Publié le par Nadia Geerts

« (…) le visage radieux, les yeux étincelants d’une lumière fascinante, qui captivaient le cœur, sa présence extraordinaire, même sur la photo. Son regard assuré et perçant crevait le papier, chargé d’une soif inaltérable de voir, de comprendre et de savoir, joignant l’innocence et l’expérience dans un même sourire ».

Ces quelques lignes, au chapitre 18, parlent de Zina. Et moi, je repense à Nawal.

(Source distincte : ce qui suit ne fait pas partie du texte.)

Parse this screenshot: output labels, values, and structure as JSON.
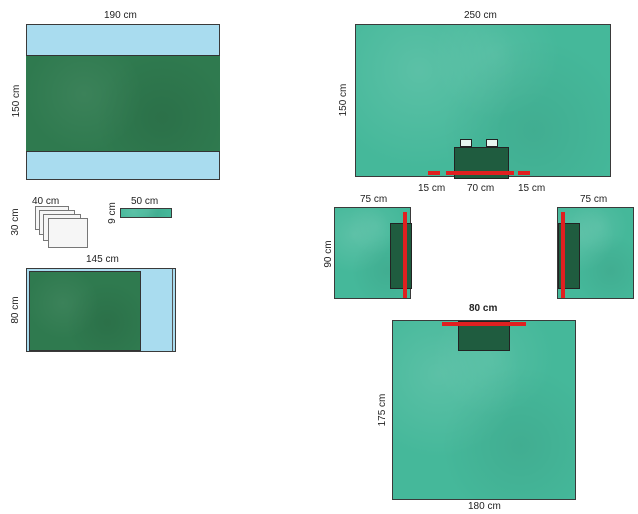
{
  "drape_top_left": {
    "width_label": "190 cm",
    "height_label": "150 cm"
  },
  "towels": {
    "width_label": "40 cm",
    "height_label": "30 cm"
  },
  "tape_strip": {
    "width_label": "50 cm",
    "height_label": "9 cm"
  },
  "drape_mid_left": {
    "width_label": "145 cm",
    "height_label": "80 cm"
  },
  "drape_top_right": {
    "width_label": "250 cm",
    "height_label": "150 cm",
    "segment_left": "15 cm",
    "segment_center": "70 cm",
    "segment_right": "15 cm"
  },
  "side_drape_left": {
    "width_label": "75 cm",
    "height_label": "90 cm"
  },
  "side_drape_right": {
    "width_label": "75 cm"
  },
  "drape_bottom": {
    "top_label": "80 cm",
    "height_label": "175 cm",
    "width_label": "180 cm"
  },
  "colors": {
    "light_blue": "#a9dcef",
    "dark_green": "#2f7a4f",
    "teal": "#45b89a",
    "adhesive_red": "#e02020"
  }
}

« Nawal Zaynab El Sayed (El Saadawi) », précise la couverture. Cette grande dame, je l’ai rencontrée lors de la présentation de son dernier roman, « Zina, le roman volé », à Bruxelles, au Centre culturel arabe.
Une grande dame, vraiment, dont l’œil vif, rempli à la fois de vigilance et d’espièglerie, m’avait fascinée. Une dame qui voulait comprendre, assurément. Tout. Une dame qui écoutait avec une attention soutenue la lecture que faisait Sam Touzani de la version française de son roman, tentant d’en saisir des bribes.

Dans son roman, je retrouve cette impression diffuse que j’avais eue ce soir-là. Car c’est un superbe roman, résolument féministe, mais plus encore humaniste, et plus encore profondément humain. Un roman plein de poésie, aux accents oniriques souvent, qui raconte le long chemin vers l’émancipation d’une femme à la vie rangée mais à l’âme meurtrie. La société égyptienne n’en sort pas indemne, entre enfants des rues livrés à eux-mêmes et méprisés parce que sans père et perversités masculines dissimulées sous le voile de l'intégrisme religieux.

Plusieurs fois condamnée par les fondamentalistes religieux, figure de proue du féminisme dans les pays arabes, docteur honoris causa de l’Université libre de Bruxelles, Nawal El Saadawi nous présente ici un véritable hymne à la liberté et à la vie.